Todavía recuerdo una simpática anécdota que me contó un amigo médico. Acababa de llegar él a una isla caribeña anglófona en menesteres de misión y, deseoso de conocer a su gente, quiso dar un paseo por las cercanías. Pero no reparó en que los lugareños no hablaban su mismo idioma. Cierto mediodía en que la temperatura lo hacía sudar a mares, quiso refrescar y se fue hasta un establecimiento de por allí. El dependiente lo atendió, solícito, pero no comprendió ni media palabra. Mi amigo le hizo señas de que quería algo para beber. El hombre creyó comprender y soltó un «¡ah!», y le trajo un trago doble de ron. Rechazado. Una cerveza con hielo. Rechazada. Una copa de vino. ¡Rechazada! Entonces, exasperado, le dijo bruscamente algo a mi amigo y, con gesto airado, le señaló —«¡please!»— la puerta.
Mi amigo se fue y entró a otro cafetín, pero con igual (mala) suerte. ¡No lo entendían! La expresión en español «refresco frío», o el lenguaje extra verbal que la apoyaba, confundía a sus interlocutores. Hasta que, de pronto —¡eureka!— oyó a su espalda una voz que preguntó en perfecto español: «¿No hay nadie aquí que le dé un refresco frío a este hombre?» Y, a seguidas, lo dijo también en inglés.
Al momento, mi desconcertado amigo tuvo delante de sí el ansiado refrigerio que, con tanta premura, demandaban sus glándulas sudoríparas. El «salvador» se le aproximó con una sonrisa y se presentó. Se trataba de un joven isleño que había estudiado en Cuba y dominaba el español. Mi amigo le agradeció su ayuda y se felicitó por haberlo encontrado.
Cada día crece la presencia del español en los sitios más insospechados del planeta. Hoy lo hablan alrededor de 500 millones de personas, es el idioma oficial de más de 20 países y el tercero en recurrencia en internet, después del inglés (25,2 por ciento) y del chino (19,3). Incluso, en Estados Unidos es hoy la segunda lengua más hablada en 43 de sus 50 estados. Los estudios calculan que para el 2050 habrá en esa nación unos 60 millones de hispanohablantes.
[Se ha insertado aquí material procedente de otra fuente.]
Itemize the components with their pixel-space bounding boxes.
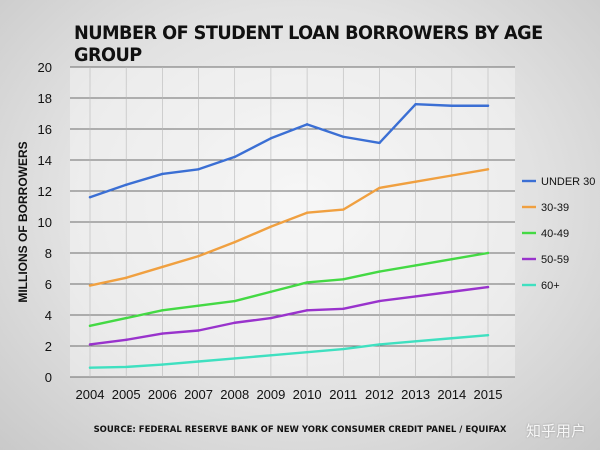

En África lo dialogan en Guinea Ecuatorial, Marruecos y República Árabe Saharaui Democrática. Está presente en la asiática Filipinas. Y en Oceanía se exhibe en Isla de Pascua, que, aunque administrada por Chile, geográficamente pertenece a la Polinesia. ¡Hasta en la gélida Antártida pasea sus encantos! En ese contexto de hielo perpetuo, casi todos los que habitan en sus dos únicas poblaciones civiles se comunican entre sí mediante el idioma español.
La globalización ha convertido al planeta en una Torre de Babel. En un mismo equipo de fútbol se habla en lenguas diferentes y los medios de difusión se publican en varios idiomas. Empero, a cada hablante le toca cuidar la suya, aquella con la que su madre lo arrulló cuando era pequeño o en la que fue escrito el Himno Nacional de su país.
La historia asegura que el rey Carlos I de España (1500-1558) fue un consumado políglota, amén de religioso y devoto de su lengua materna. A él se atribuye esta frase que, en buena medida, sintetiza todas esas características, pero que evidencia su devoción por una en particular. Dijo: «Hablo en italiano con los embajadores; en francés con las mujeres; en alemán con los soldados; en inglés con los caballos; y en español con Dios». Se entiende, ¿verdad?